О «недальновидности» написал Кирилл, находясь под впечатлением неприятных подробностей конфликта между командиром корабля и государевым посланником Резановым. О нем под великим секретом поведал Хлебникову тот же Шемелин. От Федора Ивановича впервые услышал Кирилл и фамилию кавалера посольства графа Толстого — титулованного тезки Шемелина. Рассказы суперкарго «Надежды» о выходках поручика на шлюпе и, самое главное, о его неожиданном переходе в стан сторонников Крузенштерна в трудный для посланника Резанова момент не вызвали у Хлебникова симпатий к графу. Еще более отвратило Кирилла от Толстого признание Абросима Плотникова, разглядевшего в поручике своего бывшего барина и открывшего наконец-то другу свою тайну.

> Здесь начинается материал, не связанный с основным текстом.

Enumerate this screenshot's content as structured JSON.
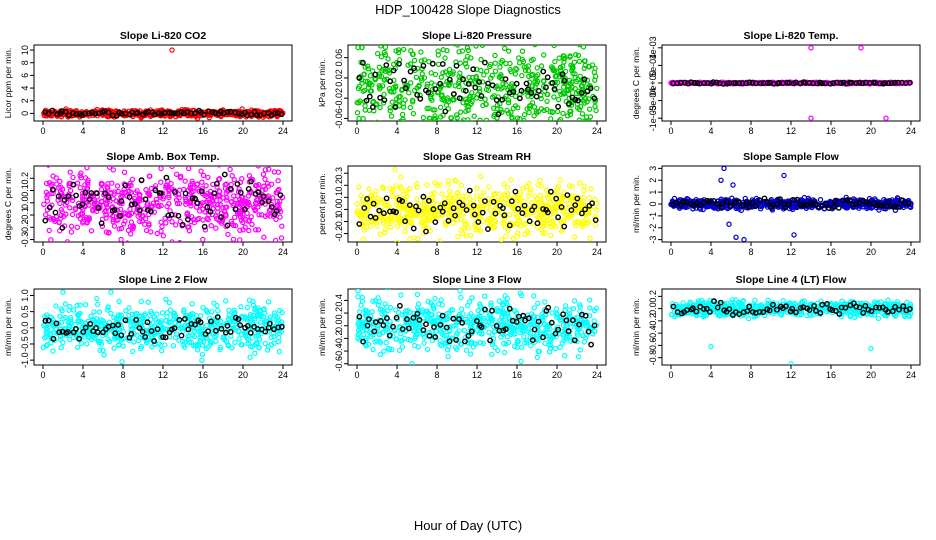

Конечно, появление на краю земли Федора Толстого ничего доброго Плотникову не сулило: не ровен час, снова в бега подаваться придется… Да и Кириллу сокрытие беглого крепостного может дорого стоить: докажи потом, что ты ничего не ведал!

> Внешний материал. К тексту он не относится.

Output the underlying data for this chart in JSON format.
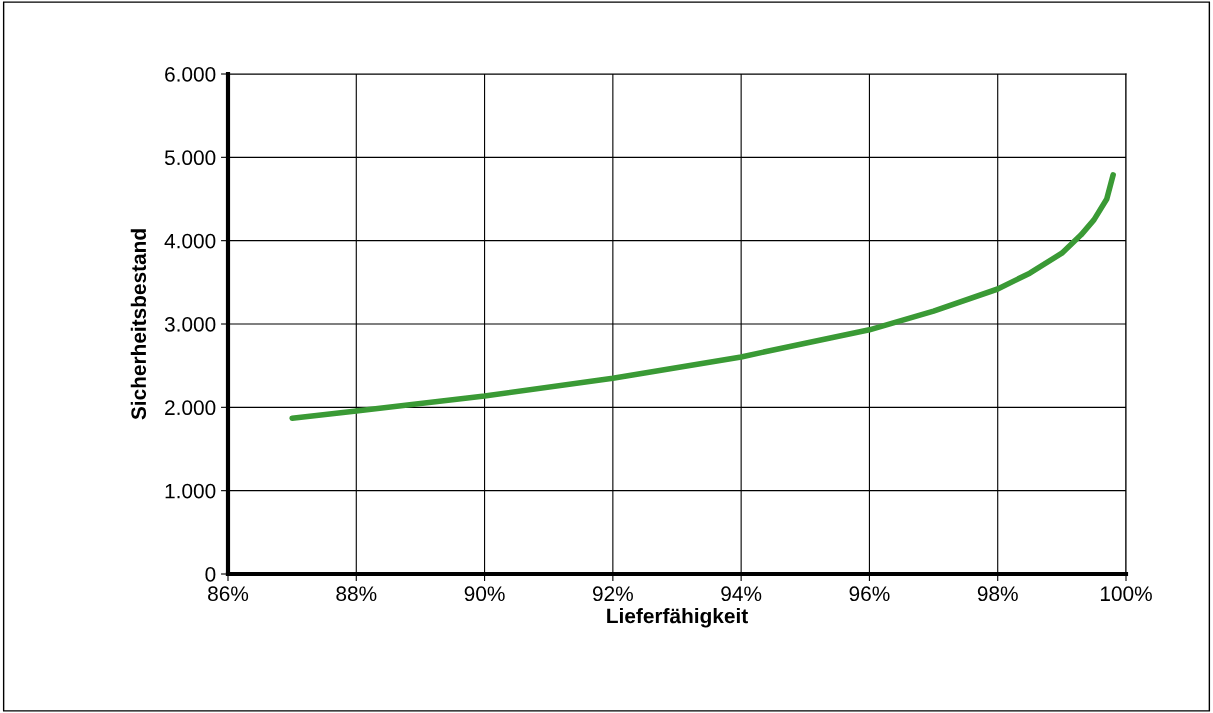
{
  "chart_data": {
    "type": "line",
    "xlabel": "Lieferfähigkeit",
    "ylabel": "Sicherheitsbestand",
    "x": [
      87,
      88,
      90,
      92,
      94,
      95,
      96,
      97,
      98,
      98.5,
      99,
      99.3,
      99.5,
      99.7,
      99.8
    ],
    "series": [
      {
        "color": "#3a9a35",
        "values": [
          1870,
          1955,
          2135,
          2350,
          2605,
          2770,
          2930,
          3155,
          3420,
          3610,
          3850,
          4070,
          4250,
          4500,
          4790
        ]
      }
    ],
    "xlim": [
      86,
      100
    ],
    "xticks": [
      {
        "value": 86,
        "label": "86%"
      },
      {
        "value": 88,
        "label": "88%"
      },
      {
        "value": 90,
        "label": "90%"
      },
      {
        "value": 92,
        "label": "92%"
      },
      {
        "value": 94,
        "label": "94%"
      },
      {
        "value": 96,
        "label": "96%"
      },
      {
        "value": 98,
        "label": "98%"
      },
      {
        "value": 100,
        "label": "100%"
      }
    ],
    "ylim": [
      0,
      6000
    ],
    "yticks": [
      0,
      {
        "value": 1000,
        "label": "1.000"
      },
      {
        "value": 2000,
        "label": "2.000"
      },
      {
        "value": 3000,
        "label": "3.000"
      },
      {
        "value": 4000,
        "label": "4.000"
      },
      {
        "value": 5000,
        "label": "5.000"
      },
      {
        "value": 6000,
        "label": "6.000"
      }
    ],
    "grid": true,
    "legend": false,
    "marker": "none",
    "line_style": "solid"
  }
}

И вот теперь еще одна беда. Может быть, самая страшная… В деле с Абросимом пока ничего не ясно: признал ли его бывший хозяин и, коли признал, захочет ли затевать скандал, когда, по словам Шемелина, самому графу, возможно, предстоит ответ держать за проступки, совершенные в вояже? А вот в пари, затеянном Толстым и майором, все понятно — речь идет о добром имени женщины, дороже которой для Кирилла в целом мире нет никого.
А Кирилл и помочь-то никак не может!..
Эх, будь у него дворянское звание, вызвал бы графа на дуэль, а там — пусть решает Господь… Но нет у Кирилла ни ордена в петлице, ни эполет на плечах, ни самого захудалого родства. А коли так — гадай, как отвести от Кошелевой угрозу бесчестия. Идти к губернатору, рассказать ему обо всем? Но не поставит ли это саму Елизавету Яковлевну в тяжкое положение? Да и поверит ли генерал бесчиновному служащему, когда речь пойдет о неблаговидных планах знатного человека? Не сочтет ли слова графа светской шуткой или каламбуром, не понятым простолюдином?
Вопросы один за другим возникали у Хлебникова в мозгу. Ответить на них у него не было времени, но одно было ясно: он должен помешать графу! А для этого надобно узнать все подробности о затеваемой Толстым интриге. Узнать, даже если придется поступить супротив совести: скажем, войти в доверие к поручику, предложить свои услуги… Лишь бы Елизавете Яковлевне не пришлось страдать!
Когда граф и майор, покачиваясь и поддерживая друг друга, стали продвигаться сквозь праздничную толпу к выходу, Кирилл незаметно направился вслед.
На всяком празднике найдутся как те, кто веселится, будто поневоле, так и другие — чувствующие себя настоящими именинниками…
Не стали исключением и участники бала в доме петропавловского коменданта. И если к первой категории смело можно было отнести командира «Надежды», то вторую группу олицетворял, вне всякого сомнения, Николай Петрович Резанов.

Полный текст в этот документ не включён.